Under Morgan and RK Ventures, the 1992 search of Crawford’s house and the 1994 repossession of her car are time-barred and therefore not actionable. The 1996 stop, however, is actionable. We may consider the 1992 search and the 1994 repossession only as background evidence of unconstitutional motive for purposes of proving Crawford’s §§ 1983, 1985, and 1986 claims. See RK Ventures, 307 F.3d at 1062.

II.

The only defendant left in this action is the City. To hold the City hable under § 1983, Crawford must “demonstrate that, through its deliberate conduct, the municipality was the ‘moving force’ behind the injury alleged.” Bd. of the County Comm’r v. Brown, 520 U.S. 397, 404, 117 S.Ct. 1382, 137 L.Ed.2d 626 (1997) (emphasis in original).

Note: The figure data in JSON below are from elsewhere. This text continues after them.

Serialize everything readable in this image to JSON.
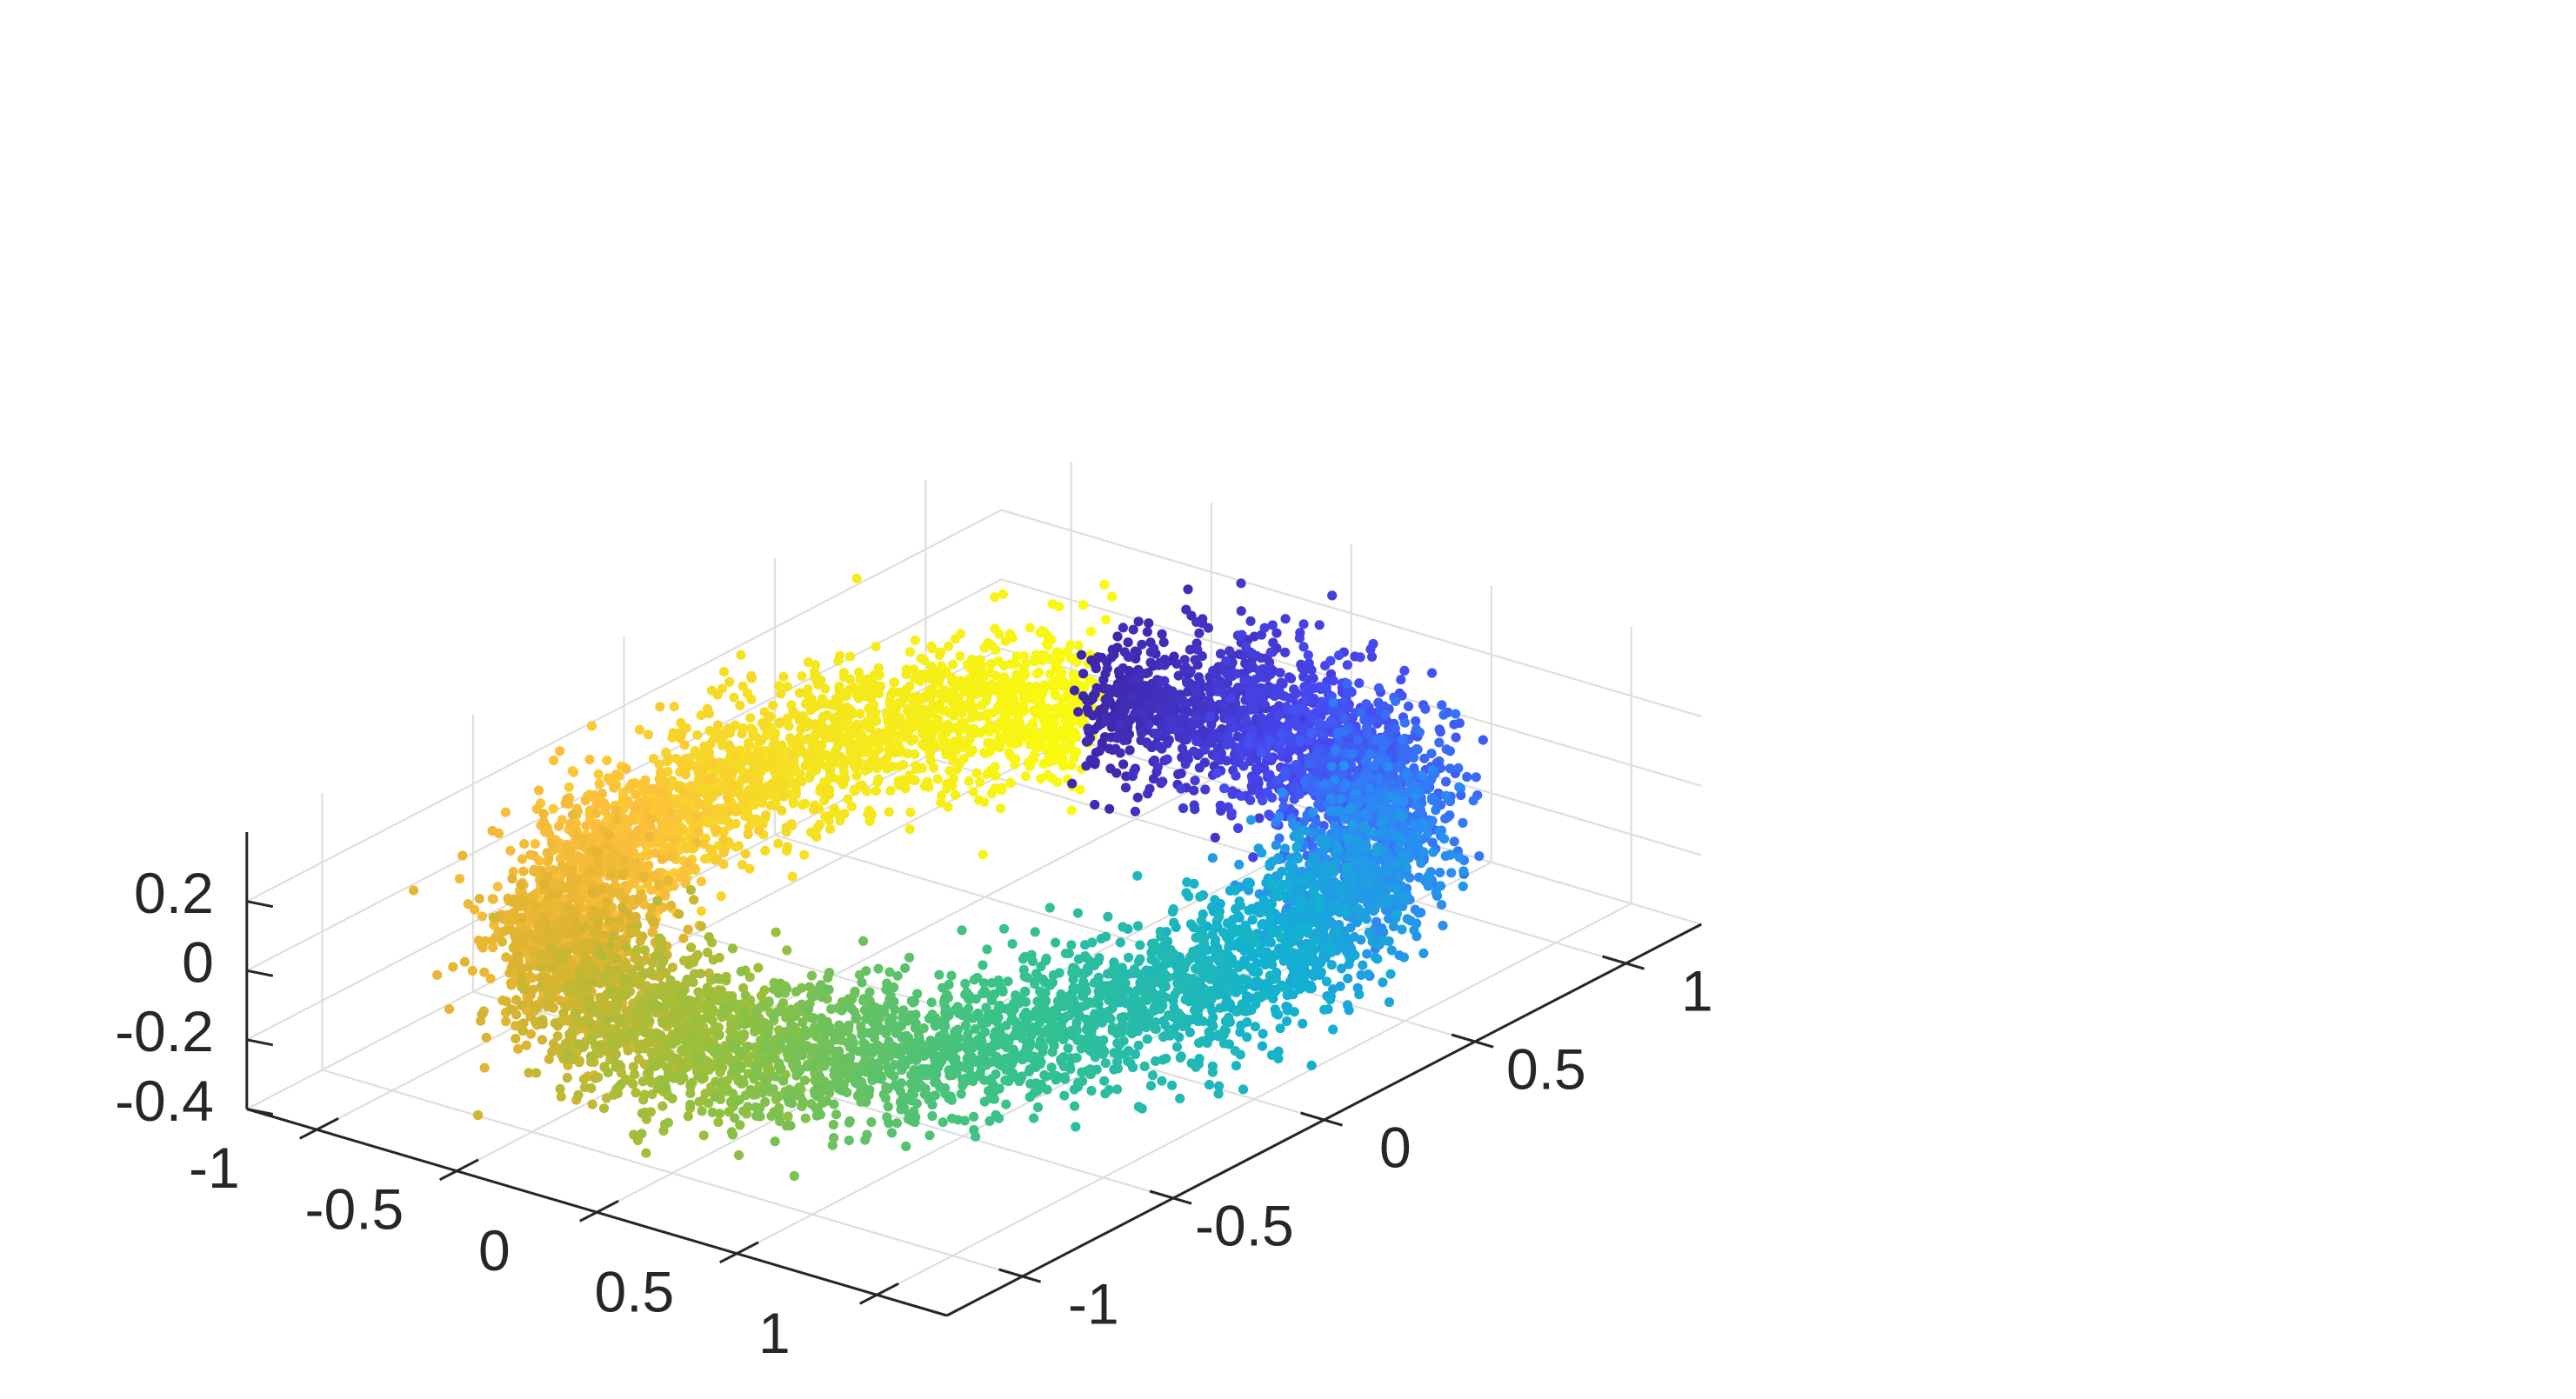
{
  "chart_data": {
    "type": "scatter",
    "projection": "3d",
    "title": "",
    "xlabel": "",
    "ylabel": "",
    "zlabel": "",
    "xlim": [
      -1.25,
      1.25
    ],
    "ylim": [
      -1.25,
      1.25
    ],
    "zlim": [
      -0.4,
      0.4
    ],
    "x_ticks": [
      -1,
      -0.5,
      0,
      0.5,
      1
    ],
    "y_ticks": [
      -1,
      -0.5,
      0,
      0.5,
      1
    ],
    "z_ticks": [
      -0.4,
      -0.2,
      0,
      0.2
    ],
    "x_tick_labels": [
      "-1",
      "-0.5",
      "0",
      "0.5",
      "1"
    ],
    "y_tick_labels": [
      "-1",
      "-0.5",
      "0",
      "0.5",
      "1"
    ],
    "z_tick_labels": [
      "-0.4",
      "-0.2",
      "0",
      "0.2"
    ],
    "grid": true,
    "legend": "none",
    "colormap": "parula",
    "colormap_stops": [
      "#3e26a8",
      "#4748f1",
      "#2e87f7",
      "#12b2d0",
      "#38c388",
      "#96c03c",
      "#dcb32f",
      "#fcbe3c",
      "#f4e51e",
      "#f9fb0e"
    ],
    "shape": "noisy ring (torus-like), color varies with angle around the ring",
    "ring_radius": 1.0,
    "radial_spread_sd": 0.1,
    "vertical_spread_sd": 0.1,
    "point_count": 8000
  }
}
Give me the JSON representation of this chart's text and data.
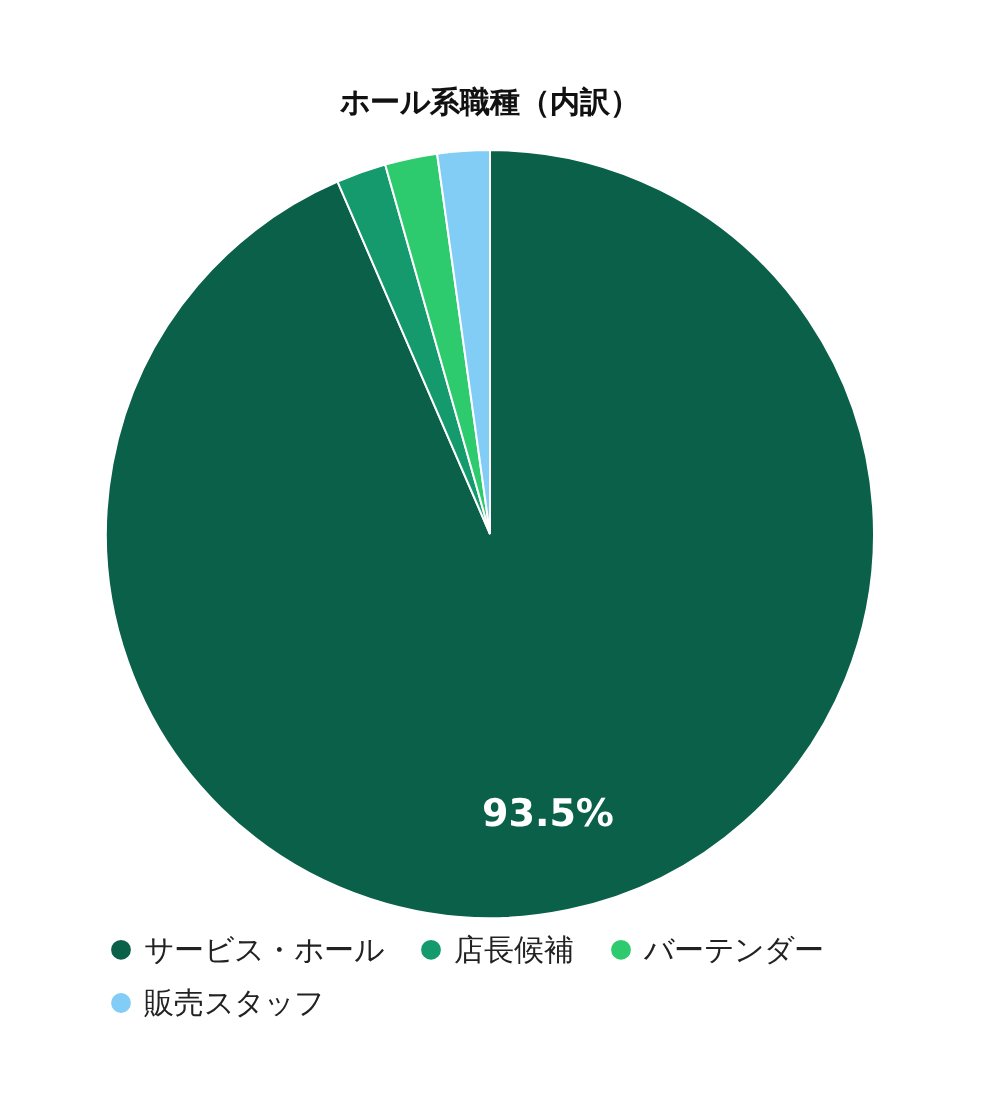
{
  "chart_data": {
    "type": "pie",
    "title": "ホール系職種（内訳）",
    "categories": [
      "サービス・ホール",
      "店長候補",
      "バーテンダー",
      "販売スタッフ"
    ],
    "values": [
      93.5,
      2.1,
      2.2,
      2.2
    ],
    "colors": [
      "#0a6048",
      "#149a6c",
      "#2ecb6e",
      "#82cdf6"
    ],
    "value_labels": [
      "93.5%",
      null,
      null,
      null
    ],
    "legend": "bottom"
  }
}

We hold that on the basis of the 1996 stop, Crawford has failed to create genuine issues of material fact as to a policy or custom on the part of the City to violate her and other women’s constitutional rights, as to discriminatory intent, and as to the presence of a conspiracy to harass and intimidate her and other women. Nor has Crawford raised genuine issues of material fact relating to the City’s alleged deliberate indifference to police officers’ potential violations of women’s constitutional rights. See City of Canton v. Harris, 489 U.S. 378, 389, 109 S.Ct. 1197, 103 L.Ed.2d 412 (1989) (holding that failure to train may serve as the basis for liability “[o]nly where [it] reflects a ‘deliberate’ or ‘conscious’ choice by a municipality—a ‘policy’ as defined by our prior cases”); Rubalcava v. City of Los Angeles, 167 F.3d 514, 525 (9th Cir.1999) (noting that deliberate indifference must be “purposeful” and “substantial in nature” (internal quotation marks and citations omitted)).

III.

We review a district court’s award of attorneys’ fees for an abuse of discretion. See Labotest, Inc. v. Bonta, 297 F.3d 892, 893 (9th Cir.2002); Webb v. Ada County, 285 F.3d 829, 834 (9th Cir.2002). “A prevailing defendant should not routinely be awarded attorneys’ fees simply because he has succeeded, but rather only where the action is found to be ‘unreasonable, frivolous, meritless, or vexatious.’ ” Vernon v. City of Los Angeles, 27 F.3d 1385, 1402 (9th Cir.1994) (quoting Roberts v. Spalding, 783 F.2d 867, 874 (9th Cir.1986)). We agree with the district court that Crawford’s conspiracy and equal protection claims, although not sufficient to withstand *325summary judgment, were not “frivolous” or “vexatious.” Accordingly, it was proper for the district court to decline to award attorneys’ fees under 42 U.S.C. § 1988, 28 U.S.C. § 1927, and under its inherent powers with respect to these claims. See Fink v. Gomez, 239 F.3d 989, 993-94 (9th Cir.2001) (holding that sanctions are available under the court’s inherent powers if the court finds “bad faith or conduct tantamount to bad faith” or “recklessness when combined with an additional factor such as frivolousness, harassment, or an improper purpose”); B.K.B. v. Maui Police Dep’t, 276 F.3d 1091, 1107 (9th Cir.2002) (applying Fink and holding that § 1927 requires a finding of recklessness or bad faith).

IV.

For the foregoing reasons, the district court’s judgment is AFFIRMED.

This disposition is not appropriate for publication and may not be cited to or by the courts of this circuit except as provided by Ninth Circuit Rule 36-3.

. The Court essentially rejected the continuing violations doctrine except as it may apply to hostile work environment claims, which are not at issue here.